Le complexe industriel Shame est en plein essor. Qui collectionne ?


LA MACHINE À HONTE
Qui profite de la nouvelle ère de l’humiliation
Par Cathy O’Neil avec Stephen Baker

L’une de mes premières rencontres avec la honte s’est produite lors d’un mariage quand j’avais 9 ans. Timide et socialement maladroit, je me suis retrouvé à une table avec mes parents et un groupe de parents âgés pendant que d’autres enfants complotaient des crimes mineurs et sirotaient des verres de champagne jetés. Je ne me souviens pas quelle chanson jouait quand ma mère a attrapé mon petit sac à main de couleur pastel et l’a jeté de manière ludique sur la piste de danse, mais je me souviens d’avoir ramassé la tasse de café irlandais qui était assise à côté d’elle et de l’avoir renversée sur ses genoux. Nous avons quitté la réception immédiatement, ma mère dans sa robe en ruine et moi avec son empreinte de main gravée sur mon visage. Un vieil homme nous a arrêtés alors que nous approchions de la sortie. « C’était une mauvaise chose que tu viens de faire », m’a-t-il dit, « mais je pense toujours que tu es une bonne fille. » Je voulais que la terre craque et nous avale tous les deux.

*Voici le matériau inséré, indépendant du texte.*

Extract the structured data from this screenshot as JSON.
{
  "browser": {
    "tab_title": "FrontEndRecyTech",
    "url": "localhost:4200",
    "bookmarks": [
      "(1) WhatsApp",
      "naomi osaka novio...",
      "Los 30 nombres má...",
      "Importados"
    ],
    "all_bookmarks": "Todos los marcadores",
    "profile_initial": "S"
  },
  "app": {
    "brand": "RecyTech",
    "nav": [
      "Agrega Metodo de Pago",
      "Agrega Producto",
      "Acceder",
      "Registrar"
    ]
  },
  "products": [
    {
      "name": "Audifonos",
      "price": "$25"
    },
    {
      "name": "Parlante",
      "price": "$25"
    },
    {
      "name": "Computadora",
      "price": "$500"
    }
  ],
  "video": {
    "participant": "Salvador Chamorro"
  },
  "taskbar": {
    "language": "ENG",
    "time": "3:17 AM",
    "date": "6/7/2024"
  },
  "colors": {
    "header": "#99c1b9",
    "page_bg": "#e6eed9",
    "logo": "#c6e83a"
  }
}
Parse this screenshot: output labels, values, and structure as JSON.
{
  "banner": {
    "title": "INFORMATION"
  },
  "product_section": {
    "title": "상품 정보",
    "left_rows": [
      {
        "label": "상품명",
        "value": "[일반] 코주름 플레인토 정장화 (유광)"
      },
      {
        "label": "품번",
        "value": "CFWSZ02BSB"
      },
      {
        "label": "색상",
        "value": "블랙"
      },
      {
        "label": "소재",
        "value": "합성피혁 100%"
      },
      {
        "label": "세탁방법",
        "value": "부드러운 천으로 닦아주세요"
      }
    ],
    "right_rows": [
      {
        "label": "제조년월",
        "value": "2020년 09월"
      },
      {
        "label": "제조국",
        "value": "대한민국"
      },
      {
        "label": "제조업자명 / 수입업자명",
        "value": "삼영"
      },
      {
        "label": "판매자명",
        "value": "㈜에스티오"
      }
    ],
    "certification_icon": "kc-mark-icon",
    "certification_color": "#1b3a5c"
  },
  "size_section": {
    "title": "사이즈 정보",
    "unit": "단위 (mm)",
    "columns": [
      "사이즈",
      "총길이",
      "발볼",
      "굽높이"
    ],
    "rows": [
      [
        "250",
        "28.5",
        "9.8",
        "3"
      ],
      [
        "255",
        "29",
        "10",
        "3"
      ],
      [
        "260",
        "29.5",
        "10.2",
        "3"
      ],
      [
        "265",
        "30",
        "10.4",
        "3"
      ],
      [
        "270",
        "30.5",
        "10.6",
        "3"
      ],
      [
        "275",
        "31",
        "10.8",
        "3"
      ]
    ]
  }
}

Au cours des années qui ont suivi, j’ai développé une relation intime avec la honte. Je réfléchis à ce que cela signifie de le ressentir, à ce que cela signifie de l’infliger et au rôle qu’il joue dans une culture qui fait tour à tour l’éloge ou fustige ceux qui s’écartent de la moyenne. La première fonction sociale de la honte – souvent un outil d’oppression et toujours un outil qui vise à contrôler ceux qui témoignent – est de neutraliser la transgression par l’humiliation, de forcer le consensus par la menace de l’exil moral. Dans son nouveau livre, « The Shame Machine », l’écrivaine et scientifique des données Cathy O’Neil, écrivant avec Stephen Baker, examine comment la honte a été à la fois marchandisée et militarisée par une société de plus en plus aliénée de la vie réelle. Qui peut profiter de nos guerres culturelles omniprésentes et honteuses ? Elle s’interroge. Et y a-t-il quelque chose à en tirer ?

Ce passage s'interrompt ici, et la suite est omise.